All industrial locations and factories can be considered as hazardous areas. The different types of hazards encountered in industry and which are responsible for accidents are burns, striking objects, asphyxiation, falls, electrocutions, vehicle accidents, etc.
Apart from the above-mentioned hazards, industrial air pollution is also one of the most important but less acknowledged hazards in many of the chemical factories. Hence it is necessary to monitor the working environment in factories for safety, as well as to ensure the workplace is healthy and free from pollutants.
Monitoring for safety is necessary because many of the gases, such as methane, propane, etc., that are stored in cylinders and used as fuel can be a source of explosion and fire hazards.
Toxic and corrosive gases, such as Cl2, NH3, CO, H2S, etc. are stored in cylinders and used in many chemical processes; they can also leak due to pipe ruptures or cylinder leaks and can lead to accidental exposure of workers to high levels of these toxic and corrosive gases.
There are innumerable man-made chemicals and toxic gases that number more than 100,000, according to a NIOSH report. One or more of these chemicals may be present at any chemical factory, and these chemicals can be present in the working environment, as well. Even if the concentration is very low, it may be sufficient to cause occupational diseases when workers are exposed to them over long periods of time.
Monitoring of these gases and vapors is therefore necessary to ensure the health of the workers and to see that the working environment is safe and healthy.
Health Problems and the Evolution of Laws and Regulations
Workplace-related health problems have a long history. Even in the 17th century, tanners, coopers, cobblers, millers, and others knew that by the time they reached 40 to 50 years of age, they would be crippled or even dead. Even the physicians of those days knew the problem, but they could do little about it.
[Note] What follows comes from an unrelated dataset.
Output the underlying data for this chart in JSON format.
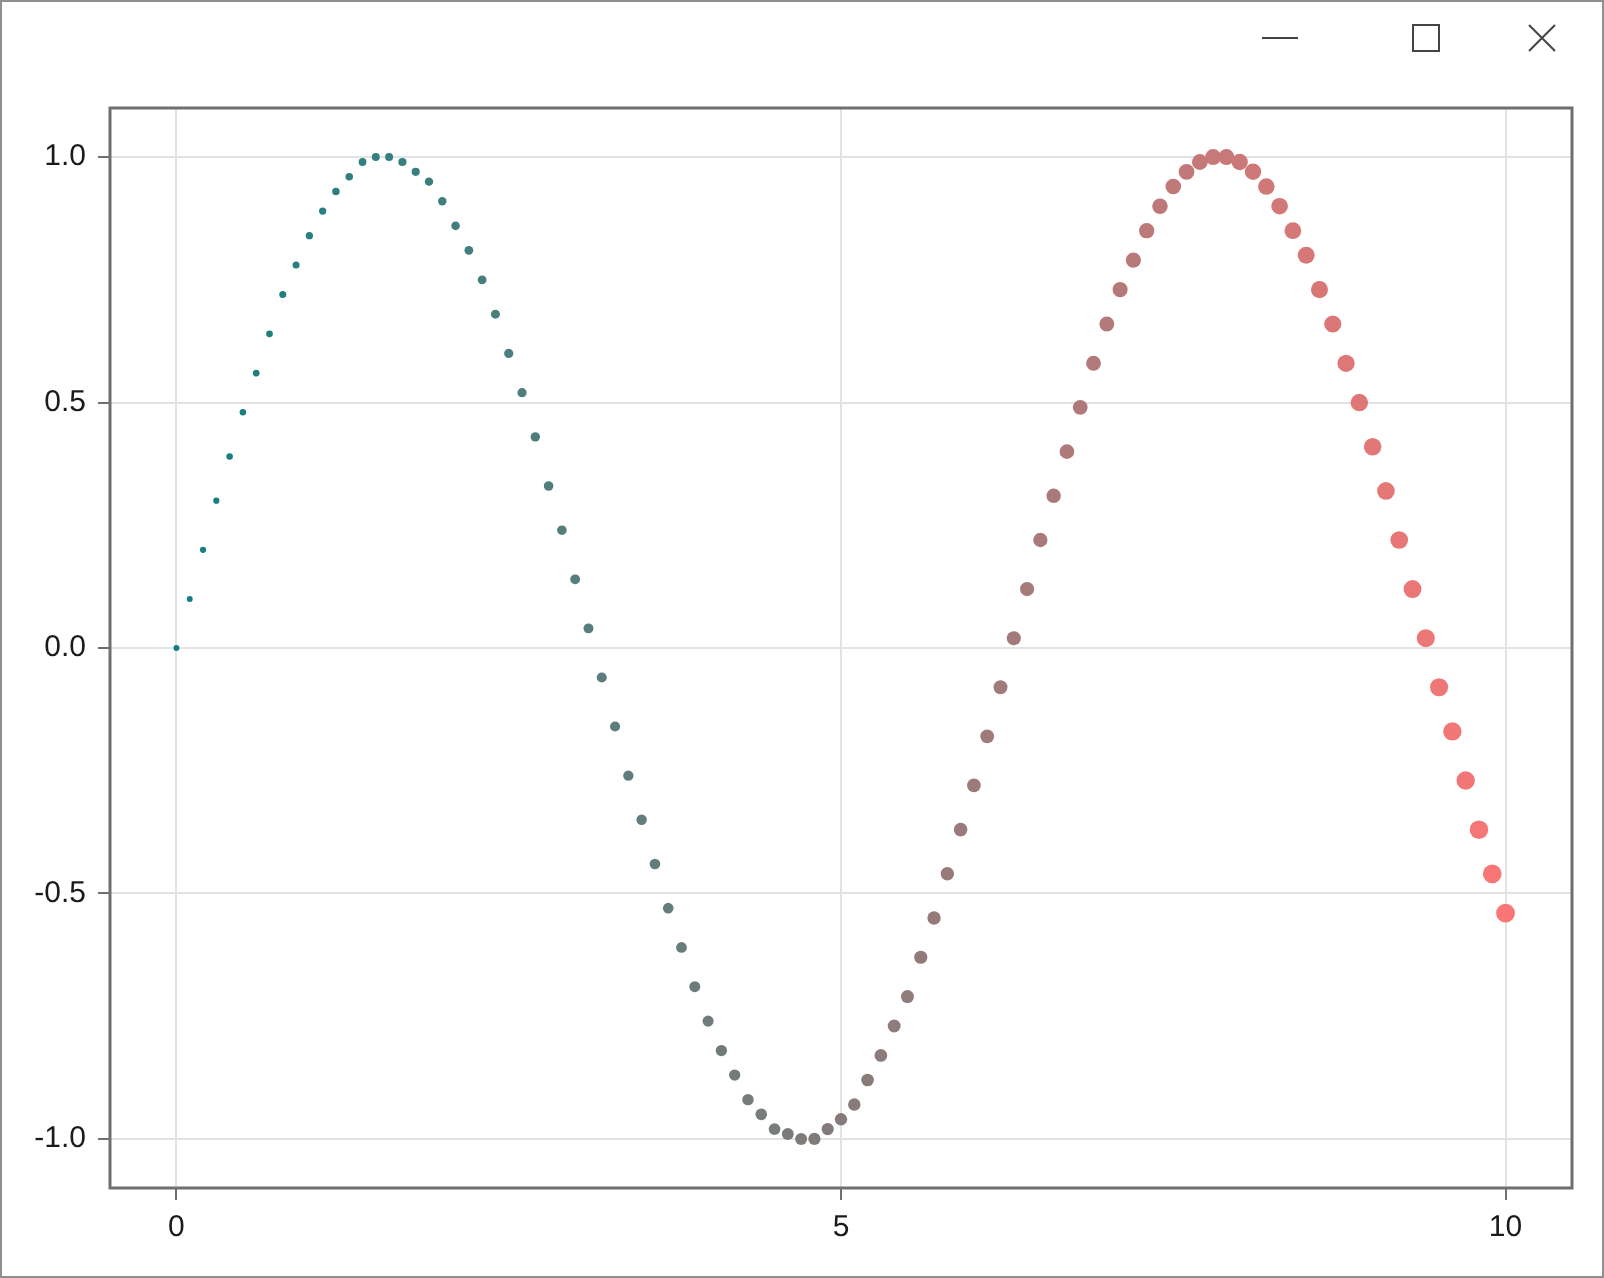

With the Industrial Revolution and social awareness, the situation has now changed. The gross dangers and the inhuman exploitation and the unhealthy working environment that existed 200 years ago at workplaces have disappeared. Today, public awareness has increased. Many pollution control laws and regulations are in place, and guidelines are provided for handling toxic and hazardous substances. Occupational health and medicines have made great advances. No longer do we have to rely on our noses to detect toxic gases. We have instruments to detect toxic gases at ppm and ppb levels. We have a much better knowledge about the effects of pollutants on workers’ health, and we have the ways and means to avoid them.
Today, a worker who works every day for eight hours in a factory producing and handling hazardous chemicals can still lead a healthy life and retire as a healthy individual if we provide a healthy environment. Technologically it is possible to provide such an environment, and by law we are bound to do it.
Causes of Industrial 'Accidents'
If we study the nature of many of the industrial accidents, it will be a revealing experience, and we may find it is due to:
1. Gross ignorance on the part of all concerned about the nature and the effect of toxic gases on the health of industrial workers and the ways to prevent them.
2. Callous negligence and carelessness in handling and using chemicals.
3. Circumventing of established rules and procedures for handling chemicals in the workplace.
Hence, under these circumstances, the so-called accidents cannot be considered as accidents, but an incidence of negligence. The following example will illustrate this point.
For vessel entry or confined space entry, one is obliged to take a permit from a competent authority. The permit contains detailed instructions as to how to carry out the whole operation, which includes taking gas readings prior to entry, the use of breathing apparatus, how to carry out rescue operations, etc. What to do and what not to do under an emergency situation are also described. Yet we see reports where three people die in a row entering a confined space one after the other to assist a colleague.
Similar accidents happen in all metropolitan cities where workers entering underground sewers and big pipelines do not come out. Other workers enter to rescue them, and all of them die. Such reports appear in newspapers with monotonous regularity.
Examining these cases, it is obvious that the education of workers and managers on all aspects of safety and health is the first necessity. Existing rules and regulations should be strictly implemented. All of the factories and industrial locations using chemicals and toxic gases should follow laid-down handling and safety procedures and continuously monitor the working environment using proper gas and chemical detection devices.
Air Pollutants and Detection Devices
Normal air, which contains nitrogen at 78 percent, oxygen at 21 percent, and traces of CO2, argon, etc., can be contaminated by various other pollutants. These other pollutants can broadly be classified as particulate matter present as aerosols and gaseous pollutants. For the detection of these aerosols and gaseous pollutants, various types of detection devices are necessary.